今なぜ「ワン・モア・タイム」? 自動車CMソングにダフト・パンクの有名曲が抜擢されたワケ

 2013年12月下旬から、大手自動車メーカー・スズキの「ワゴンRスティングレー」のCMソングとして、ダフト・パンクの代表曲「ワン・モア・タイム」が抜擢されている。十年以上前の曲がなぜ今採用されるのだろうか。そこにはどんな狙いがあるのだろうか。

 自動車メーカーのCMといえば、疾走感と安定感のある「大人な」音楽が採用されているイメージ。

 3年ほど前に、アメリカのエレクトロ・ポップ・バンド、パッション・ピットの当時の大ヒット曲「アイズ・アズ・キャンドルズ」が、日産の「PURE DRIVE」のCMソングとして採用されたのに、驚いた人もいるかもしれない。確かに大ヒットした曲ではあったものの、ボーカルが双極性障害をカミングアウトするなど、脆さも含んだサウンドだったからだ。というように単に担当者の趣味がリアルタイムに色濃く反映されたケースもあるのだろう。

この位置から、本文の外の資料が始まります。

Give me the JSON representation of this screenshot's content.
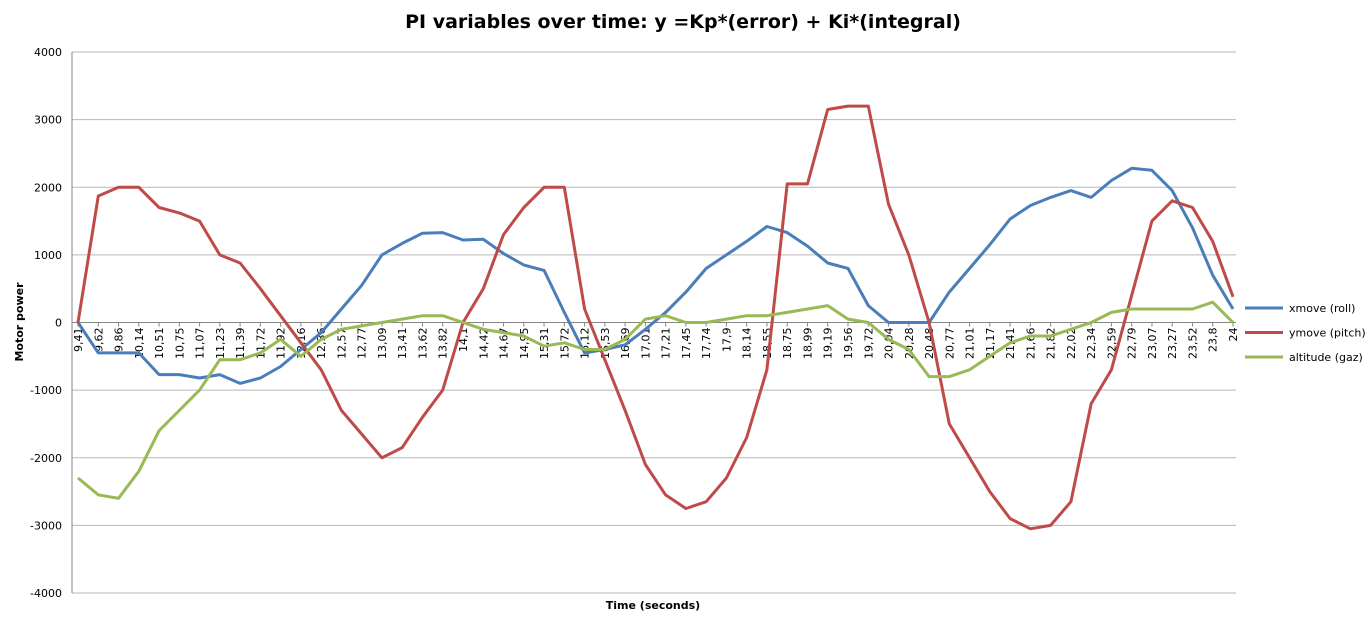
{
  "chart_data": {
    "type": "line",
    "title": "PI variables over time: y =Kp*(error) + Ki*(integral)",
    "x_label": "Time (seconds)",
    "y_label": "Motor power",
    "categories": [
      "9,41",
      "9,62",
      "9,86",
      "10,14",
      "10,51",
      "10,75",
      "11,07",
      "11,23",
      "11,39",
      "11,72",
      "11,92",
      "12,16",
      "12,36",
      "12,57",
      "12,77",
      "13,09",
      "13,41",
      "13,62",
      "13,82",
      "14,1",
      "14,42",
      "14,67",
      "14,95",
      "15,31",
      "15,72",
      "16,12",
      "16,53",
      "16,69",
      "17,01",
      "17,21",
      "17,45",
      "17,74",
      "17,9",
      "18,14",
      "18,55",
      "18,75",
      "18,99",
      "19,19",
      "19,56",
      "19,72",
      "20,04",
      "20,28",
      "20,48",
      "20,77",
      "21,01",
      "21,17",
      "21,41",
      "21,66",
      "21,82",
      "22,02",
      "22,34",
      "22,59",
      "22,79",
      "23,07",
      "23,27",
      "23,52",
      "23,8",
      "24"
    ],
    "series": [
      {
        "name": "xmove (roll)",
        "color": "#4a7ebb",
        "values": [
          0,
          -450,
          -450,
          -450,
          -770,
          -770,
          -820,
          -770,
          -900,
          -820,
          -650,
          -400,
          -150,
          200,
          550,
          1000,
          1170,
          1320,
          1330,
          1220,
          1230,
          1020,
          850,
          770,
          150,
          -450,
          -400,
          -330,
          -100,
          150,
          450,
          800,
          1000,
          1200,
          1420,
          1330,
          1130,
          880,
          800,
          250,
          0,
          0,
          0,
          450,
          800,
          1150,
          1530,
          1730,
          1850,
          1950,
          1850,
          2100,
          2280,
          2250,
          1950,
          1400,
          700,
          200
        ]
      },
      {
        "name": "ymove (pitch)",
        "color": "#be4b48",
        "values": [
          0,
          1870,
          2000,
          2000,
          1700,
          1620,
          1500,
          1000,
          880,
          500,
          100,
          -300,
          -700,
          -1300,
          -1650,
          -2000,
          -1850,
          -1400,
          -1000,
          0,
          500,
          1300,
          1700,
          2000,
          2000,
          200,
          -550,
          -1300,
          -2100,
          -2550,
          -2750,
          -2650,
          -2300,
          -1700,
          -700,
          2050,
          2050,
          3150,
          3200,
          3200,
          1750,
          1000,
          0,
          -1500,
          -2000,
          -2500,
          -2900,
          -3050,
          -3000,
          -2650,
          -1200,
          -700,
          400,
          1500,
          1800,
          1700,
          1200,
          380
        ]
      },
      {
        "name": "altitude (gaz)",
        "color": "#98b954",
        "values": [
          -2300,
          -2550,
          -2600,
          -2200,
          -1600,
          -1300,
          -1000,
          -550,
          -550,
          -450,
          -250,
          -500,
          -250,
          -100,
          -50,
          0,
          50,
          100,
          100,
          0,
          -100,
          -150,
          -200,
          -350,
          -300,
          -400,
          -400,
          -250,
          50,
          100,
          0,
          0,
          50,
          100,
          100,
          150,
          200,
          250,
          50,
          0,
          -250,
          -400,
          -800,
          -800,
          -700,
          -500,
          -300,
          -200,
          -200,
          -100,
          0,
          150,
          200,
          200,
          200,
          200,
          300,
          0
        ]
      }
    ],
    "ylim": [
      -4000,
      4000
    ],
    "yticks": [
      -4000,
      -3000,
      -2000,
      -1000,
      0,
      1000,
      2000,
      3000,
      4000
    ],
    "grid": true,
    "legend": "right"
  }
}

 それとは違って、今回の「ワン・モア・タイム」は、ちょっとうがった見方をしてしまいたくなる、中途半端に「古い」選曲だ。

 「ワン・モア・タイム」は、1979年のエディー・ジョーンズの曲を一部だけサンプリングして作られた、2001年のヒット曲。この曲はメンバーのトーマ・バンガルテルも参加したStardustの、1998年のクラブ・ヒット曲「Music Sounds Better With You」の方法論の延長線上にある(チャカ・カーンのディスコ・サウンドをサンプリングし当時フレンチ・フィルター・ハウスと呼ばれ流行した。この頃フランスではMotorBassやPepe Bradockなどの雑多なダンス音楽が生産されていてコアなリスナーを楽しませてくれていた)。

 そしてボーカルを担当したのがハウス・ミュージック・プロデューサーのロマンソニー。彼は残念ながら去年の5月に亡くなってしまったが、1990年代には「ハウス界のプリンス」と呼べるような作風で異彩を放っていた。

 つまりこの曲はダフト・パンクとしては、数々のディスコ・サンプリングのヒット曲が多く生まれた1990年代、そして、やはり強烈な個性を放っていたロマンソニーが活躍した1990年代を総括した楽曲とも言えるだろう。